Make sure your team is prepared for extended deployment. "
Within two hours, I've activated our rapid response protocols and assembled the core team. Dr. Sarah Brennan arrives first, her red hair pulled back in a practical ponytail, carrying two coffee cups and a tablet loaded with viral genome databases.
"Sixty-five percent mortality rate?" she asks without preamble, settling into the chair across from my desk. "That's nearly unprecedented territory. You're talking bubonic plague levels of fatality."
"Neurological symptoms are more prominent than typical VHF presentation," I reply, accepting the coffee gratefully. "But yes, the severity profile is very concerning."
Dr. Yuki Tanaka joins us ten minutes later, her laptop bag already over her shoulder and a portable modelling workstation under her arm. She spreads printed epidemic curves across the conference table, her eidetic memory having already processed the raw data I sent her.
"Temporal distribution suggests point source exposure followed by sustained person-to-person transmission," she reports, pointing to specific inflection points on her graphs.
"If we assume a generation time of five to seven days, we're looking at three to four transmission cycles already completed, which means we're already substantially behind this thing. "
Dr.

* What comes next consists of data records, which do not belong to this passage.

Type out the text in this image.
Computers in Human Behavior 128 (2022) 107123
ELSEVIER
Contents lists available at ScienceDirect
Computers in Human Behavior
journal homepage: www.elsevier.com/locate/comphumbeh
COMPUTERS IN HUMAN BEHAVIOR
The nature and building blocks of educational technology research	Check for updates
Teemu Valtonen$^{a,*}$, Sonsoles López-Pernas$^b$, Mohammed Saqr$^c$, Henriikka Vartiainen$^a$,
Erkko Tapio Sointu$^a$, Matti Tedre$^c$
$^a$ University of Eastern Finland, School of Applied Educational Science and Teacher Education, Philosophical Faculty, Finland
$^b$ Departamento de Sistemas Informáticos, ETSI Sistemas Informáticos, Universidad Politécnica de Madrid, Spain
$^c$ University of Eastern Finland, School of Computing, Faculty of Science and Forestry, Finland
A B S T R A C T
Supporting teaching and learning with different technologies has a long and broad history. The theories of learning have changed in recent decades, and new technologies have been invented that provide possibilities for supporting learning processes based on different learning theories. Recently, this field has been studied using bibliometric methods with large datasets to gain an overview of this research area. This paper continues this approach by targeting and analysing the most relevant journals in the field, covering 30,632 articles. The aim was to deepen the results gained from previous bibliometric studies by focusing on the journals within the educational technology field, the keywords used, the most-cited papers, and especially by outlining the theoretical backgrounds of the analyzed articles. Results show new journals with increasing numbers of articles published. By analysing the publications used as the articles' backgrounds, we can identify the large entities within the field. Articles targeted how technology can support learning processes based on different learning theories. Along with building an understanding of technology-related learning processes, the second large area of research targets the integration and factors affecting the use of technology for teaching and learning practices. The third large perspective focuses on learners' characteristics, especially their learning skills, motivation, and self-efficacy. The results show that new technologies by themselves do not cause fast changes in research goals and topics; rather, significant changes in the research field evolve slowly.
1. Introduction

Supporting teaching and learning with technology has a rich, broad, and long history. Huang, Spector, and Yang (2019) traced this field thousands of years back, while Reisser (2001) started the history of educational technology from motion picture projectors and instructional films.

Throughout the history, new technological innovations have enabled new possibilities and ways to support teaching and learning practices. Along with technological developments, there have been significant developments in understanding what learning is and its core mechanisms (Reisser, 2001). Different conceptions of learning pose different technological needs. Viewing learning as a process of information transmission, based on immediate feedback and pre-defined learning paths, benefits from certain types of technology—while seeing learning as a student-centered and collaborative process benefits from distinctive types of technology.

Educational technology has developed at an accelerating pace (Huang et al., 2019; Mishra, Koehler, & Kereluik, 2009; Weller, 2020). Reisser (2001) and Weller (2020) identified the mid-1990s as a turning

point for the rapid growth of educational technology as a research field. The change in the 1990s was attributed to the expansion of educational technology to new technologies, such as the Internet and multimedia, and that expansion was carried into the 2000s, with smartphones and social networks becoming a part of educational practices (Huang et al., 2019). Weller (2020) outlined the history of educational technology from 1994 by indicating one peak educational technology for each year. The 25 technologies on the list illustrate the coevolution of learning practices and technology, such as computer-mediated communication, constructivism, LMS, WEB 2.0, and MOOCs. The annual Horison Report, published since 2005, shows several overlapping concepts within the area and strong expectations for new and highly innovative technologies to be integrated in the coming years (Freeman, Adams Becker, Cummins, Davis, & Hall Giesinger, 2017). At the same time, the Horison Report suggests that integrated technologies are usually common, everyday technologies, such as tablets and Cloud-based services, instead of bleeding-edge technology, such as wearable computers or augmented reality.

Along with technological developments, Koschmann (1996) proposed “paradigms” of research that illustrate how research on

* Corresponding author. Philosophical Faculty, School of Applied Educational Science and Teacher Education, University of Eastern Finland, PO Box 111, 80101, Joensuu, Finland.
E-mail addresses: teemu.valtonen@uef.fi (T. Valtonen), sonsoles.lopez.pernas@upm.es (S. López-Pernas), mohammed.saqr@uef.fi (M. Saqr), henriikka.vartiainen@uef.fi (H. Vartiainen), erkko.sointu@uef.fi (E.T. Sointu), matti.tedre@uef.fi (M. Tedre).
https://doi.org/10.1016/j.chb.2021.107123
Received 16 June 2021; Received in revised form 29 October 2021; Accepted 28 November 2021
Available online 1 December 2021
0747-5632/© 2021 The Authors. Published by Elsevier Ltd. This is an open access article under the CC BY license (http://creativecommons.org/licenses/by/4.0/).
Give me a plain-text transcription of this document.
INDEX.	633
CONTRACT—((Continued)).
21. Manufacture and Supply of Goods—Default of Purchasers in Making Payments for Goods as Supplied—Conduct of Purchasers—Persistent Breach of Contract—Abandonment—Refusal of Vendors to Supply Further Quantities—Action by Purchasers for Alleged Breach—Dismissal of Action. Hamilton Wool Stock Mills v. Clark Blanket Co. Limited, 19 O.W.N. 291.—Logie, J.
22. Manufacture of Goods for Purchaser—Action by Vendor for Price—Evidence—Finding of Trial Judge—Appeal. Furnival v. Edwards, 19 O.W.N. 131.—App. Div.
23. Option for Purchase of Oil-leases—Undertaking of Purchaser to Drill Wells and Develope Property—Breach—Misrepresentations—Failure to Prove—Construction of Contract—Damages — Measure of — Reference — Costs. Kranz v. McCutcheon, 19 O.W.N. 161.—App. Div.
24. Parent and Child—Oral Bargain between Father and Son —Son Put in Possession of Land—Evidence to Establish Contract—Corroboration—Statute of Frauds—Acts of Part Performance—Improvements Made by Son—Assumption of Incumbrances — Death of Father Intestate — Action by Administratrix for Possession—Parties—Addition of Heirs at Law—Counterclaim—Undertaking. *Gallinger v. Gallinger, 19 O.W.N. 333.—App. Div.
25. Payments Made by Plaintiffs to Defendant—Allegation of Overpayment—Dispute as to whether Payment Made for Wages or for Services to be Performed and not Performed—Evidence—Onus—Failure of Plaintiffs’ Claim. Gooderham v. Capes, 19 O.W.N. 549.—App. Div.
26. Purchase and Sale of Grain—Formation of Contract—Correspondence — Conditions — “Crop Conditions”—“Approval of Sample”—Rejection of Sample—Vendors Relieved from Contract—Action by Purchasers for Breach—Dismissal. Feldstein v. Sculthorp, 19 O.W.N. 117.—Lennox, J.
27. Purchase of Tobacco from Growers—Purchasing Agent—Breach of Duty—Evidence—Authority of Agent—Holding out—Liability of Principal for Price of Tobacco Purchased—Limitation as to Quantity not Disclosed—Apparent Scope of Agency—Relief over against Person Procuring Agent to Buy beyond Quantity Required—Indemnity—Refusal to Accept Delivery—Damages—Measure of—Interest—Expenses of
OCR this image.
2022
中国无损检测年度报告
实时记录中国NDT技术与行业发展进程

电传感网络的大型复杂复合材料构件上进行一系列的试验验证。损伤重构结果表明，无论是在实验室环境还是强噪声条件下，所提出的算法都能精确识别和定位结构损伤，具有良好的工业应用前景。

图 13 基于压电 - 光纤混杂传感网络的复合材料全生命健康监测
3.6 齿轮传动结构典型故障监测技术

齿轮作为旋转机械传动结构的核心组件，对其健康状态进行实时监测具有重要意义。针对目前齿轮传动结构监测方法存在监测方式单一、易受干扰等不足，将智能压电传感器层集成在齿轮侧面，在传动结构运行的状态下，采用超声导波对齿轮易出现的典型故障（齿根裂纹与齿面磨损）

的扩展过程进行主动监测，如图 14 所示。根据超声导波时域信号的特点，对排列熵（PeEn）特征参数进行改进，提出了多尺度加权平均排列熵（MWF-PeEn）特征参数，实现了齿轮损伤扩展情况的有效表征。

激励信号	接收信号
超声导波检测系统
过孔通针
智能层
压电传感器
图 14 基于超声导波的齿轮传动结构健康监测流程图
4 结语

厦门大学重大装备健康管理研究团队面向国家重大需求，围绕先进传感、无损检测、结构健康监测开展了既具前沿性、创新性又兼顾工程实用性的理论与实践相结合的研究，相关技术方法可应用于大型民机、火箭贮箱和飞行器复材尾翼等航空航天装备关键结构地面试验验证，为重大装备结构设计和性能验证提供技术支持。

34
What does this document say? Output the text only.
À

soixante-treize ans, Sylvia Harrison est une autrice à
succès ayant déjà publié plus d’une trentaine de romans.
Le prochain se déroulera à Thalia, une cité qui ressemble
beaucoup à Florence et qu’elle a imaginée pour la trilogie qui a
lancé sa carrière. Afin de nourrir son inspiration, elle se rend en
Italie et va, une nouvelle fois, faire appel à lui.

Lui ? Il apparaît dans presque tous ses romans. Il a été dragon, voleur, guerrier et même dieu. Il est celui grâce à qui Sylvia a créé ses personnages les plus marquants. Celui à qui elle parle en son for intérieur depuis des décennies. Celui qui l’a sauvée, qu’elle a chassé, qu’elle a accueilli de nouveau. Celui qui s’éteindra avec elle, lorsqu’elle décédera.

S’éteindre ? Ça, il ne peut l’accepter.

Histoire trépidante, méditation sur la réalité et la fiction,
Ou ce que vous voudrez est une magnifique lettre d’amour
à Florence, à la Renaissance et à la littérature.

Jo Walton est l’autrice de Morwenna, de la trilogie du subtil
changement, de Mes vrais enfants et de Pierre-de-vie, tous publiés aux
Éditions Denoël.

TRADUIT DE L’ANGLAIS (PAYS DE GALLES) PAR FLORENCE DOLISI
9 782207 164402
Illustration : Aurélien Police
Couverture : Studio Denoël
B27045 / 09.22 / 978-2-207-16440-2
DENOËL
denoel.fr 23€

Aleksandr Petrov arrives last, carrying a military-style duffel bag and wearing the expression of a man who's responded to epidemics in places where hospitals are tents and laboratories are whatever equipment fits in a backpack.
"What's our baseline assumption for pathogen containment?" he asks, settling his imposing frame into a chair that seems suddenly small. "Are we dealing with airborne transmission, contact precautions, or full biosafety protocols?"
"Unknown until we establish the causative agent, though if it was airborne it seems likely hospital staff would have already been infected," I reply. "We'll implement maximum precautions initially and scale down as we gather more data."
The team dynamics fall into their familiar rhythm—Sarah's viral expertise complementing Yuki's mathematical modelling, Aleksandr's field experience grounding our theoretical discussions in practical reality.
We've worked together through outbreaks across three continents, and our professional shorthand allows rapid decision-making even in high-stress situations.
"Travel arrangements?" Sarah asks, already pulling up flight schedules on her tablet.
"Commercial flight departing Stockholm at 14:30, arriving Hamburg at 16:15. German health authorities are being notified of our deployment, but Dr. Karlsson expects some resistance given the local response to date."
Aleksandr grunts his disapproval. "Damn politicians, always getting in the way." In a quiet but intense voice, he mutters to Sarah, "Vsegda odno i to zhe. Malen'kiye tsari na svoikh malen'kikh tronakh." I catch it easily: Always the same. Little tsars on their little thrones.